8 Avril 2020
Arthur se dit in petto : « Les murs de ma cellule de confinement presque volontaire sont mon unique paysage. Ils perdent au fil des jours (et des nuits surtout) leur vertu mécanique d’opacité pour présenter à mon esprit en jachère un miroir déformant dans lequel il s’égare… »
Et les reflets sont nombreux. Très banalement, ils réfléchissent et font réfléchir…

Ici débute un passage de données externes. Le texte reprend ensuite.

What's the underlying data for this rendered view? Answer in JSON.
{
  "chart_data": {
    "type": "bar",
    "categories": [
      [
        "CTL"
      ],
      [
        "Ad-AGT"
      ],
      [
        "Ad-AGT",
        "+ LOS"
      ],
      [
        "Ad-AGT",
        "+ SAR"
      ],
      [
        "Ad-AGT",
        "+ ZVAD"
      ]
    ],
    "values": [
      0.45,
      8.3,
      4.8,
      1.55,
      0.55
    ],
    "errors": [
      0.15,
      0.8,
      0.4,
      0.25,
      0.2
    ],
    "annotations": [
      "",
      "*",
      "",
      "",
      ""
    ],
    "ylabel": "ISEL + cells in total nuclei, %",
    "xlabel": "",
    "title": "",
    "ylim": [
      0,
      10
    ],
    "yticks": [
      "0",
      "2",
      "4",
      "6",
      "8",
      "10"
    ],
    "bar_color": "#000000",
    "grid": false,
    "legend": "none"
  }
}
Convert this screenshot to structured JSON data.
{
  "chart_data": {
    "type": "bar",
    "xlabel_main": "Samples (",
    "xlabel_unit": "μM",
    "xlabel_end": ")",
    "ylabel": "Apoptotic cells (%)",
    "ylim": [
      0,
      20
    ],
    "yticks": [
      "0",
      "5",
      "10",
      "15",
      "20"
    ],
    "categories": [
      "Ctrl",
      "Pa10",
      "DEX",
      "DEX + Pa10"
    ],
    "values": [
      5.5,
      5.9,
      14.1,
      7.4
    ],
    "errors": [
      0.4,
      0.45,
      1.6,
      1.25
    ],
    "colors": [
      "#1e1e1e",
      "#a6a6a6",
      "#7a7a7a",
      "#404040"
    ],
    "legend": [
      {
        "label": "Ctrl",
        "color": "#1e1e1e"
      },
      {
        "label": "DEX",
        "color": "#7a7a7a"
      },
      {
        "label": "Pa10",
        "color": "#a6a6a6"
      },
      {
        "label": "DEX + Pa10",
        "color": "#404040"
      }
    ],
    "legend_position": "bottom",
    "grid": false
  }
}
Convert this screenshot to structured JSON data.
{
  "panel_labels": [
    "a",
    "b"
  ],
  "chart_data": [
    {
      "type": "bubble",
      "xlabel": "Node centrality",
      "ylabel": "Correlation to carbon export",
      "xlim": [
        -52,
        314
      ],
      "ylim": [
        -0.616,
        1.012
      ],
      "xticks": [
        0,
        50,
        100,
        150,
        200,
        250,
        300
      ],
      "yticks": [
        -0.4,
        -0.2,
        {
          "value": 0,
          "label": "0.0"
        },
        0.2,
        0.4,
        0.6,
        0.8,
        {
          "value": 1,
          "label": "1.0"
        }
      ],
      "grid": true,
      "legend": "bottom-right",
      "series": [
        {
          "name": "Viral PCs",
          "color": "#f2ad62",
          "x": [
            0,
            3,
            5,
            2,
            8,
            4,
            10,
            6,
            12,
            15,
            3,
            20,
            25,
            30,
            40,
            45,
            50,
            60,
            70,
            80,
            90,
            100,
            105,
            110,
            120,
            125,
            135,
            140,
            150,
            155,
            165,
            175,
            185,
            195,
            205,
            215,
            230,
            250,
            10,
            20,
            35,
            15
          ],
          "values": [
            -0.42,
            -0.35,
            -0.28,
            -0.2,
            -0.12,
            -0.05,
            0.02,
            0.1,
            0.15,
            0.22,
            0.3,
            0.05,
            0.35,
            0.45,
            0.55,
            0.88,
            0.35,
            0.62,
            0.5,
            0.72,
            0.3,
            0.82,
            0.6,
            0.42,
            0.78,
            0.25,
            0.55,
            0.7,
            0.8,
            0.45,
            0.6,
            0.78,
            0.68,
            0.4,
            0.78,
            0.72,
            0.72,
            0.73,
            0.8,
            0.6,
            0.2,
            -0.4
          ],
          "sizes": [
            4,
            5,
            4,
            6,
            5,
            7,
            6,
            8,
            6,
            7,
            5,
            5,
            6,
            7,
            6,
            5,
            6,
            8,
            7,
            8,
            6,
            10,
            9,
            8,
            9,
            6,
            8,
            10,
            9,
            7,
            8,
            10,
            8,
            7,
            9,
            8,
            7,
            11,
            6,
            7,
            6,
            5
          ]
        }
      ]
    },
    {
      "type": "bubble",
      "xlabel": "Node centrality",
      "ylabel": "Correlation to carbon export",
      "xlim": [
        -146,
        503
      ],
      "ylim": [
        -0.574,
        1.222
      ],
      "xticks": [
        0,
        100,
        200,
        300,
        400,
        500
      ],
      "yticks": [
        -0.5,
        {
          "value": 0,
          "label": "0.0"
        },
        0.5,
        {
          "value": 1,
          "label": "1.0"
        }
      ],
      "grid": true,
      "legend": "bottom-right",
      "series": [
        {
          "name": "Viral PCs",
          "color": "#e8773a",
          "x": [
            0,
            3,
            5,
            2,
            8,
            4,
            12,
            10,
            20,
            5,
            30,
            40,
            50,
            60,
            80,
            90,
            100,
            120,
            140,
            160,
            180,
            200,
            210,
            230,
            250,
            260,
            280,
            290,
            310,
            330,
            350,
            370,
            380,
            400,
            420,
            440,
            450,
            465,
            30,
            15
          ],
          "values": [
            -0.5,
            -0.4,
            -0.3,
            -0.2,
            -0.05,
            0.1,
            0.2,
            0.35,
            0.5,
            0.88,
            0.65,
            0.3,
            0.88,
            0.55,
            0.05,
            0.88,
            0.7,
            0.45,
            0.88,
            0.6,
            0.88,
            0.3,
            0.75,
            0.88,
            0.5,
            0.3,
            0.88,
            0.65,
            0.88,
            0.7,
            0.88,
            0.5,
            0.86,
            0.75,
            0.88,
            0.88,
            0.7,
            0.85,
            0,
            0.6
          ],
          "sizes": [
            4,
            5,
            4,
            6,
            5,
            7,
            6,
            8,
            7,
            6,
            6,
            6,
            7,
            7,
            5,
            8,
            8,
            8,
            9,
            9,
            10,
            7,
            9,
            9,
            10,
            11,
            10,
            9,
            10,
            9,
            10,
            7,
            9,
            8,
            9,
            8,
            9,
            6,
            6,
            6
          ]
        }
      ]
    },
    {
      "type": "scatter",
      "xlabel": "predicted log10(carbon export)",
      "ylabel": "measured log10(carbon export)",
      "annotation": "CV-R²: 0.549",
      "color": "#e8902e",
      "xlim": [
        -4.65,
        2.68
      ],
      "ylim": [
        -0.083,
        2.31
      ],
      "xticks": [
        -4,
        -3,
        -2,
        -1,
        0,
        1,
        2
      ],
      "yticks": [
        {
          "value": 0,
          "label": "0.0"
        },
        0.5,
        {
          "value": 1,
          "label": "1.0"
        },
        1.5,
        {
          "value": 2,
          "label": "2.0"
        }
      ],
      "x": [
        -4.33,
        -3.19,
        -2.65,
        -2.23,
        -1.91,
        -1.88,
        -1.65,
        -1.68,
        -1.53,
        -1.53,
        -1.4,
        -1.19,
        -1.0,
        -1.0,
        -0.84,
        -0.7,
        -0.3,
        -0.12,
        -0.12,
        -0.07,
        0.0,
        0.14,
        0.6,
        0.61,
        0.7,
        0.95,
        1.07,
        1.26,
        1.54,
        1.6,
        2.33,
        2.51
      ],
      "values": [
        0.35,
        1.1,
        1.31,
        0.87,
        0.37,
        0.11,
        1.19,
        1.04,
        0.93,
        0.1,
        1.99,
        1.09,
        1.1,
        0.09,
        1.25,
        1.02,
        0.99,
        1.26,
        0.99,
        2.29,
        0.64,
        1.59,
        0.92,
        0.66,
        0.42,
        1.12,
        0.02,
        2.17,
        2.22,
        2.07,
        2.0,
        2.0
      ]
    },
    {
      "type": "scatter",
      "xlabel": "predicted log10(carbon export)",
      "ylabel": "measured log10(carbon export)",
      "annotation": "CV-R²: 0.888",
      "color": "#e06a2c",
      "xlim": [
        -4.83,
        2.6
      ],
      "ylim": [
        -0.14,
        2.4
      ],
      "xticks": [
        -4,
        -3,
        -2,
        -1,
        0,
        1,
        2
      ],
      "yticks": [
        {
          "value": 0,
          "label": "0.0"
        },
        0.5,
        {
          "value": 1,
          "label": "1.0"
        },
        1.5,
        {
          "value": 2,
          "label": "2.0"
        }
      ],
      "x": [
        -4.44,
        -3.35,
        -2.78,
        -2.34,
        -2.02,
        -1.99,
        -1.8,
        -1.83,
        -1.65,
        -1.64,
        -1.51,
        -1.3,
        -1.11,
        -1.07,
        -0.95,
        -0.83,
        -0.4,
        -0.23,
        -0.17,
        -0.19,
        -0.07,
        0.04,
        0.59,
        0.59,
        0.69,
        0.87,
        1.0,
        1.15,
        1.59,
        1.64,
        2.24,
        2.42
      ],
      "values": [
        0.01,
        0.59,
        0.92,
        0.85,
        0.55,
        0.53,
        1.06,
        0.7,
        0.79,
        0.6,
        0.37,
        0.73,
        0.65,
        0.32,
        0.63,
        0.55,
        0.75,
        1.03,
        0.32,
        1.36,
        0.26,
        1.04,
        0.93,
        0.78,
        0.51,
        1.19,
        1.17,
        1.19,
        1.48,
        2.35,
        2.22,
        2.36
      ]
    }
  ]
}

Tiens, je songe à tous ces camarades de militance que je ne vois plus et qui ne m’appellent plus guère. Nous nous considérions volontiers comme d’aimables citoyens (Ah ! ce ne sont que de braves gens ! clamait Mélenchon en parlant des grévistes), convaincus de l’ignominie de nos dirigeants : « Ils nous mentent, nous mènent en bateau, nous enfument, nous trahissent, et surtout, surtout, surtout, ils nous méprisent », voilà le refrain habituel que ressassait Robert à chaque fin de réunion. Je le croyais et je l’applaudissais… Eh bien, maintenant, je doute et toutes ces certitudes me lassent.
Avec ce satané mur-miroir, voici venu le temps des grandes révisions… Boudiou ! Elles arrivent en nombre. Gros, gros effort de loyauté en perspective.
Les remords ? Ils ne sont qu’une manœuvre pour berner mes opinions. Les regrets ? Je les vois débarrassés de toute sincérité ; misérables légèretés de conscience bien à l’abri de la faute commise jamais expiée. Les résolutions ? De simples promesses faites à moi-même devenues miroir aux alouettes. La repentance ? Une soumission de circonstance à un ordre moral qui n’est que l’écho d’un catéchisme très ancien… Mais tout ça, mon Arthur, est vain !
Baudelaire voulait ajouter deux nouveaux droits aux droits de l’homme : le droit de se contredire et le droit de s’en aller. Ils me seraient bien utiles aujourd’hui que me voilà doublement confiné : et dans mes murs et dans ma tête.
Comment se fait-il que cette histoire toute fraîche et récente m’apparaisse comme une rengaine d’antan ? Comment se fait-il que le « grand dégagement » m’a fait oublier si vite que le monde politique ancien s’est désarticulé sous mes yeux ? Comment se fait-il que la jeunesse et ses enthousiasme n’est plus qu’une maigre vertu ? Que l’inexpérience n’est plus une promesse ? Que l’audace est un danger pour tous ? Que la variété de genre, d’origine, de destin de ceux qui me représentent fait qu’ils me ressemblent si peu ? Que toutes ses injonctions à changer m’inquiètent, et que, par un étrange paradoxe, je trouve tant de confort à me réfugier dans un inavouable statu quo.
Les possibles aventures de demain me sont des fantômes désespérants. Avec ce fichu confinement, moi Arthur, me voilà devenu casanier. Et j’aime ça.